J Neurol Surg B Skull Base 2017; 78(S 01): S1-S156
DOI: 10.1055/s-0037-1600723
Poster Abstracts
Georg Thieme Verlag KG Stuttgart · New York

Olfactory Grove Meningiomas: Endoscopic Endonasal Corridors Based on Anatomical Landmarks for Olfaction Revised

Matias Gomez
1   Ohio State University, Columbus, Ohio, United States
,
Ricardo Carrau
1   Ohio State University, Columbus, Ohio, United States
,
Daniel Prevedello
1   Ohio State University, Columbus, Ohio, United States
,
Brad Otto
1   Ohio State University, Columbus, Ohio, United States
,
Lucas Lima
1   Ohio State University, Columbus, Ohio, United States
,
Diego Servian
1   Ohio State University, Columbus, Ohio, United States
,
Alaa Montaser
1   Ohio State University, Columbus, Ohio, United States
,
Victor Leal de Vasconcelos
1   Ohio State University, Columbus, Ohio, United States
,
Cristian Naudy
1   Ohio State University, Columbus, Ohio, United States
› Author Affiliations
Further Information

Publication History

Publication Date:
02 March 2017 (online)

 

Background: Olfactory Groove meningiomas (OGMs) originate at the cribriform plate and the frontosphenoidal suture region, and represents 10% of all intracranial meningiomas. They tend to grow to a large size; often extending from the crista Galli anteriorly to the tuberculum sellae posteriorly. A significant proportion of these patients have impaired olfaction. The olfactory function can decline after surgery; hence, the quality of life (QOL) is affected. Based on previously studied relationship between the ethmoidal arteries (EAs) and the olfactory mucosa, disruption of these arteries during the surgery, and destruction of the fimbria while creating the surgical corridor, can have a negative impact on olfaction.
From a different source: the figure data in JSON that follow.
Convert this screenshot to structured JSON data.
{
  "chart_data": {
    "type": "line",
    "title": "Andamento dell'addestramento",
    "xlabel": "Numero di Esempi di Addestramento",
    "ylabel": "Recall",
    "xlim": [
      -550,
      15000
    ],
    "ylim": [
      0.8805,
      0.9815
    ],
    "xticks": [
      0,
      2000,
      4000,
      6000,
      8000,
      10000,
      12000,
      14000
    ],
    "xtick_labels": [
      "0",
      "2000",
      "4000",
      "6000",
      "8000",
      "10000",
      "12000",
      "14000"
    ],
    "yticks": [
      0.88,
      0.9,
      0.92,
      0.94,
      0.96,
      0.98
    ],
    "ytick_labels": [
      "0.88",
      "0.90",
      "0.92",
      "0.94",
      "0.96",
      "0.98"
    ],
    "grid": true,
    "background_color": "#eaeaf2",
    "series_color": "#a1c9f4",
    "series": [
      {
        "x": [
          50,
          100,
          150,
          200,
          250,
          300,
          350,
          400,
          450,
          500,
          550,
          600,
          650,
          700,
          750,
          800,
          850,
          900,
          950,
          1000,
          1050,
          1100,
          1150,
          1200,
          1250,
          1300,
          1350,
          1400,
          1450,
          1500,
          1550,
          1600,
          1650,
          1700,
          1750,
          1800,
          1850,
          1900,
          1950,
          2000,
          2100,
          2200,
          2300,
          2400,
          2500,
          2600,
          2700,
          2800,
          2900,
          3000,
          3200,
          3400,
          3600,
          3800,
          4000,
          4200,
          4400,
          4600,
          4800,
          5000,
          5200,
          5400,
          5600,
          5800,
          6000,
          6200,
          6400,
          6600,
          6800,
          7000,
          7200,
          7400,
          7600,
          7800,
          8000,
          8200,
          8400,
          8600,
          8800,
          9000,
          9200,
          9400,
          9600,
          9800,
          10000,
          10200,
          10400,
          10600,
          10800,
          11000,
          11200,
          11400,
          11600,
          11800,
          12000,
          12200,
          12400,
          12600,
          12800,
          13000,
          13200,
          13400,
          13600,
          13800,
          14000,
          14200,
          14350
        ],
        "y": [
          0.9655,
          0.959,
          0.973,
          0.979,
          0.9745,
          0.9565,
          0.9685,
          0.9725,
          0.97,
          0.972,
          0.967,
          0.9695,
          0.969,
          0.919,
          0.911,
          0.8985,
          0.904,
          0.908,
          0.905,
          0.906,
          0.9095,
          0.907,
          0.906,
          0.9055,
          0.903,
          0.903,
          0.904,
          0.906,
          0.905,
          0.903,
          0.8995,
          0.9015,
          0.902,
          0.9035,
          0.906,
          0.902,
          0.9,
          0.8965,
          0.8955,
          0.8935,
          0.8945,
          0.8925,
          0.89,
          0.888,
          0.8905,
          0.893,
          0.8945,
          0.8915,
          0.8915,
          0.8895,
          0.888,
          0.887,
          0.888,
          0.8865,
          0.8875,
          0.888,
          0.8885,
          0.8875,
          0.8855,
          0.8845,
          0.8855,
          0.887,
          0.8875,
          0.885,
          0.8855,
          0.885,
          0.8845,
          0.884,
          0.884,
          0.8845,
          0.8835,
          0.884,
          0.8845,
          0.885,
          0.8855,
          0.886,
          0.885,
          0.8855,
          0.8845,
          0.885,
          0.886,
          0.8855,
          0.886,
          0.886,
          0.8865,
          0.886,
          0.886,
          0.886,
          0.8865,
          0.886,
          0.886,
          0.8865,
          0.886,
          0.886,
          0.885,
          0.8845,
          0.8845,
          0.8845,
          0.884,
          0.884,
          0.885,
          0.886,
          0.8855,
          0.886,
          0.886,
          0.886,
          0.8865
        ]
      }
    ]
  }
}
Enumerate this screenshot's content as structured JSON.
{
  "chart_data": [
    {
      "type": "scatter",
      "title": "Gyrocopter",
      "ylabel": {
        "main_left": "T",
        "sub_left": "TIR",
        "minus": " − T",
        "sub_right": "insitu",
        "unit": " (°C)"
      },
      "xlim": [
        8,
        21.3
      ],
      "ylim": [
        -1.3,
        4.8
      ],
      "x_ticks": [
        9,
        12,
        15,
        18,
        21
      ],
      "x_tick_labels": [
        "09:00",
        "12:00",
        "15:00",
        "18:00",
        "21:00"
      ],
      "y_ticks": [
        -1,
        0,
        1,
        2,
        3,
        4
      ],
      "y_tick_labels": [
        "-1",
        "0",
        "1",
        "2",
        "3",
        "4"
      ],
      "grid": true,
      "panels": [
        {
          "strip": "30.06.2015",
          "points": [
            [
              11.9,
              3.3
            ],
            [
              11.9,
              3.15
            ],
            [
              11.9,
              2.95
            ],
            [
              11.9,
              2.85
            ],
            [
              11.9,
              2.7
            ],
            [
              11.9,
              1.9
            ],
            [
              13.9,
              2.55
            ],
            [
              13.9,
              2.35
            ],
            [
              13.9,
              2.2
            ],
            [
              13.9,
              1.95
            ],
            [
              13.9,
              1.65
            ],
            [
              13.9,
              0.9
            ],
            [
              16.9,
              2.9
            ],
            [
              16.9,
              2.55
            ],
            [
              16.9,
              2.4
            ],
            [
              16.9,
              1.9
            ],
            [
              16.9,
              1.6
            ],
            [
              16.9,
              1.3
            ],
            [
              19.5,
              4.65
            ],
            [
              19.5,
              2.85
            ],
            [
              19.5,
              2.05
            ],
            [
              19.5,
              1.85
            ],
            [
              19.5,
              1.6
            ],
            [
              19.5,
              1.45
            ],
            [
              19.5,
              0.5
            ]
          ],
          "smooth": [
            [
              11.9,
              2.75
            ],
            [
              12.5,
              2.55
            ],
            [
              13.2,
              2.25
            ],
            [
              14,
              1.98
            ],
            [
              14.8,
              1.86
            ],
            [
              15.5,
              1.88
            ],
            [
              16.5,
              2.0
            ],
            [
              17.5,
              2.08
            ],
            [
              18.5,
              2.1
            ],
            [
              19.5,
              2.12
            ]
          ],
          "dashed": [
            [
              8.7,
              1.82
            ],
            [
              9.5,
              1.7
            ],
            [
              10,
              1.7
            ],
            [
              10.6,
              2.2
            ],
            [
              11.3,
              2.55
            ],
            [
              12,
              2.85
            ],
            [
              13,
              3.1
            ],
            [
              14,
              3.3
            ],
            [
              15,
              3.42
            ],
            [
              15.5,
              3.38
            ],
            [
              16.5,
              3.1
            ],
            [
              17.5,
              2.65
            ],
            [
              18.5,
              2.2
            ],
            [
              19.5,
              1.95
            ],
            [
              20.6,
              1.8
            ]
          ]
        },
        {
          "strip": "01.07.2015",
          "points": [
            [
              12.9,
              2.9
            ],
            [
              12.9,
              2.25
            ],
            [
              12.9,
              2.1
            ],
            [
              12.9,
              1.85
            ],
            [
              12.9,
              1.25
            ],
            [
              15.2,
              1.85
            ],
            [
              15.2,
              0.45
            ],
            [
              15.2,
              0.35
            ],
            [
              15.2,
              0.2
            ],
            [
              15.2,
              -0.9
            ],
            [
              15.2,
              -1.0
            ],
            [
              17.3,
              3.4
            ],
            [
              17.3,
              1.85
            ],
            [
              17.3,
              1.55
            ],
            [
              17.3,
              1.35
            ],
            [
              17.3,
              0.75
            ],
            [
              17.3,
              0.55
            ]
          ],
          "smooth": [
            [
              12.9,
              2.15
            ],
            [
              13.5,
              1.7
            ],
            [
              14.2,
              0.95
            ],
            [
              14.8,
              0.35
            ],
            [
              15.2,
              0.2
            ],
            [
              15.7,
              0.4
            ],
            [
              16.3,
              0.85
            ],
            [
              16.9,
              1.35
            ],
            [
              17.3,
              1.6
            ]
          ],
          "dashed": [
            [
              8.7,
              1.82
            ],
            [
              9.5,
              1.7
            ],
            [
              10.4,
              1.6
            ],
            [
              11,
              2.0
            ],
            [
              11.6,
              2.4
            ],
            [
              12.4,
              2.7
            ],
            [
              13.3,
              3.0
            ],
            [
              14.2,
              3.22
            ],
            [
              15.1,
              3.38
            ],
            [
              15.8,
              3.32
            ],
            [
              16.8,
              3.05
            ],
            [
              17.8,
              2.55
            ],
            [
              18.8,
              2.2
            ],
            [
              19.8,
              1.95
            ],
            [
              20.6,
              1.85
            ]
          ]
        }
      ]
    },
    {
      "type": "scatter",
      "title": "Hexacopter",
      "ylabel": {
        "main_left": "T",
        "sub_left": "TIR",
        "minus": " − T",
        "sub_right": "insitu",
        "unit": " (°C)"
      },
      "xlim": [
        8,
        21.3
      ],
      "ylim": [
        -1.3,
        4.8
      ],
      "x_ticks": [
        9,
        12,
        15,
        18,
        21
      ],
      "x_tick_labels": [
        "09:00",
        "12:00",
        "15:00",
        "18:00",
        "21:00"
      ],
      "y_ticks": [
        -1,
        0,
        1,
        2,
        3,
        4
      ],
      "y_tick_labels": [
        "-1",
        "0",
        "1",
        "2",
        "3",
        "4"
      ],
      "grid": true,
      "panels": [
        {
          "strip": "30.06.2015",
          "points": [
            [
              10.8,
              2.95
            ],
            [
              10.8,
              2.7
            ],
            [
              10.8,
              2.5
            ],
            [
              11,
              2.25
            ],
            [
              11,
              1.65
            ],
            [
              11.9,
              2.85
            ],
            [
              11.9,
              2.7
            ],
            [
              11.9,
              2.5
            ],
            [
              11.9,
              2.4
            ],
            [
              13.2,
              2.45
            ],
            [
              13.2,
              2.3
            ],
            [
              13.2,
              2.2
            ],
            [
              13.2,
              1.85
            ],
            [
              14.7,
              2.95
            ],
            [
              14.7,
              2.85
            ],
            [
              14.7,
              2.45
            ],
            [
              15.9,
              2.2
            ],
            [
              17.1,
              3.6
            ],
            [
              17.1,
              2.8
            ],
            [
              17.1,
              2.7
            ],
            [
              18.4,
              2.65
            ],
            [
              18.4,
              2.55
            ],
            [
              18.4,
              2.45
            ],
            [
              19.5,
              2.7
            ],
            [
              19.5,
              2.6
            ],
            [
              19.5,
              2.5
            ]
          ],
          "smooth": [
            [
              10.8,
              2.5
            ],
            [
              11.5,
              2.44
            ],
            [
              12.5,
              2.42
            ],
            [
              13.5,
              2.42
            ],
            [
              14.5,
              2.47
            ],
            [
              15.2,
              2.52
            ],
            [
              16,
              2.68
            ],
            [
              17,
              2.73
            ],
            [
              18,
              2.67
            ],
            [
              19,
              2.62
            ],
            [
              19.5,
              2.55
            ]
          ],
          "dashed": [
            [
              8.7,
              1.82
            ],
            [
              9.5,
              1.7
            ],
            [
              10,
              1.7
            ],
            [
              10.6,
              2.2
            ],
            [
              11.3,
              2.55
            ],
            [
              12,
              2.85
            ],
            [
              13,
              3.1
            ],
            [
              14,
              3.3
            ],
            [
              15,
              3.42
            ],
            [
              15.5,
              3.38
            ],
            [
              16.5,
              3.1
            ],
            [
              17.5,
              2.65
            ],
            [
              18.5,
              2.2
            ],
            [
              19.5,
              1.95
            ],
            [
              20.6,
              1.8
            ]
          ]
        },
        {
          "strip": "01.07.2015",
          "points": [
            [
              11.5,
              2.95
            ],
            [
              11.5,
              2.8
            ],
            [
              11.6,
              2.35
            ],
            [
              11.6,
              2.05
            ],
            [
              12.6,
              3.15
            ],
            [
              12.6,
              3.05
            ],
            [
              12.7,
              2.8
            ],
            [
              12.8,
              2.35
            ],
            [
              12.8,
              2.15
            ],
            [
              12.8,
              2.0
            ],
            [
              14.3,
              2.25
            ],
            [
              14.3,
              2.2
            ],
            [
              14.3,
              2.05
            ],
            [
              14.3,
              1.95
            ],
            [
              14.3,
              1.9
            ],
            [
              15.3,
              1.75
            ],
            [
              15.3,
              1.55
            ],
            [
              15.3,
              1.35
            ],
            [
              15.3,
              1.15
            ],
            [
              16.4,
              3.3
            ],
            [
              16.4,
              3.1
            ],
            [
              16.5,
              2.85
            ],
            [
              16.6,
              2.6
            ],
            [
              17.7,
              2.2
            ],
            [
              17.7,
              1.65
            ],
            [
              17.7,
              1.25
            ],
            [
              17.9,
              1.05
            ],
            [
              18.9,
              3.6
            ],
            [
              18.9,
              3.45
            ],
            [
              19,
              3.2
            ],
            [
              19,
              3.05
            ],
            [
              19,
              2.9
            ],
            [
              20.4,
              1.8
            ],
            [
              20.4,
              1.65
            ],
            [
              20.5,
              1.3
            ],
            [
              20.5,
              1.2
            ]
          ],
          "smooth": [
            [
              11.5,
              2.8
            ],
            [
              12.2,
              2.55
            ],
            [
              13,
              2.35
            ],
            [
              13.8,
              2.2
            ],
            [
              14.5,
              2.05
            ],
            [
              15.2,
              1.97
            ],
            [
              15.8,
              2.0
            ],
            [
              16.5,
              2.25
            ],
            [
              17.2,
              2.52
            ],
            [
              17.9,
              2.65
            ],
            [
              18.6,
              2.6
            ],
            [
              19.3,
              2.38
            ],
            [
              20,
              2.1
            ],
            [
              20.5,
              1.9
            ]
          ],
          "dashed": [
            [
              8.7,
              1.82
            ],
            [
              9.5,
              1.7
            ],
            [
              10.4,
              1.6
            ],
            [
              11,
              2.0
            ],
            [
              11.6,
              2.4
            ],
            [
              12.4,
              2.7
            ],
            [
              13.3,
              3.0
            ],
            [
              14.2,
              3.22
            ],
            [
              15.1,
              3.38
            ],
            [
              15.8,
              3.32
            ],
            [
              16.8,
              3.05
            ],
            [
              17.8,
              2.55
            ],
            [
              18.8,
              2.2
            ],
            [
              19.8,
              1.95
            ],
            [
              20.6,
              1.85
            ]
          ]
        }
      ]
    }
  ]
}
Objective: To divide the anterior cranial fossa floor into surgical corridors, from an endoscopic endonasal perspective, and to mitigate against loss of olfaction. We propose dividing the anterior skull base into five surgical corridors based on the ethmoidal arteries and the midline.

Materials and Methods: In 20 fresh latex-injected cadaver heads, we exposed the anterior cranial fossa via an endoscopic endonasal approach (EEA). The mucosa of the roof of the nasal cavity medially was dissected, an anterior and posterior ethmoidectomies were performed, the crista Galli and cribriform plate were removed, and the medial wall of the orbit was exposed to identify the anterior and posterior EAs. Draf III approach was performed as well to provide access to the most anterior aspect of the region. Anterior and posterior EAs were preserved bilaterally, and the fimbria was spared on the medialized mucosa. We divided the region into five corridors based on the ethmoidal arteries and the midline: two corridors are anterior to the anterior EA, two corridors are between the anterior and posterior EAs, and the fifth corridor corresponds to the planum sphenoidale. To have an objective data, we measured each corridor as if it was rectangular in shape, to calculate the approximate surface area of each one. With a tumor model made of polyurethane insulating foam less than 4 cm inserted via supraciliary or bifrontal craniotomies, we analyzed the feasibility of surgical removal of the tumor model.

Preliminary Results: In all 20 specimens, we were able to readily identify these corridors, as they are based on easily identifiable anatomic structures. The surface area of each corridor was, as expected, much smaller than the classical approach area (798 mm average). By using these corridors, we were able to fully expose and remove the tumor model from each specimen.

Preliminary Conclusion: For small tumors, these corridors offer a feasible approach to remove them without affecting the olfaction. For large tumors, the classical approach is better, especially that large tumors often manifest with preoperative anosmia. We still need to know how many corridors can be combined without affecting the olfaction.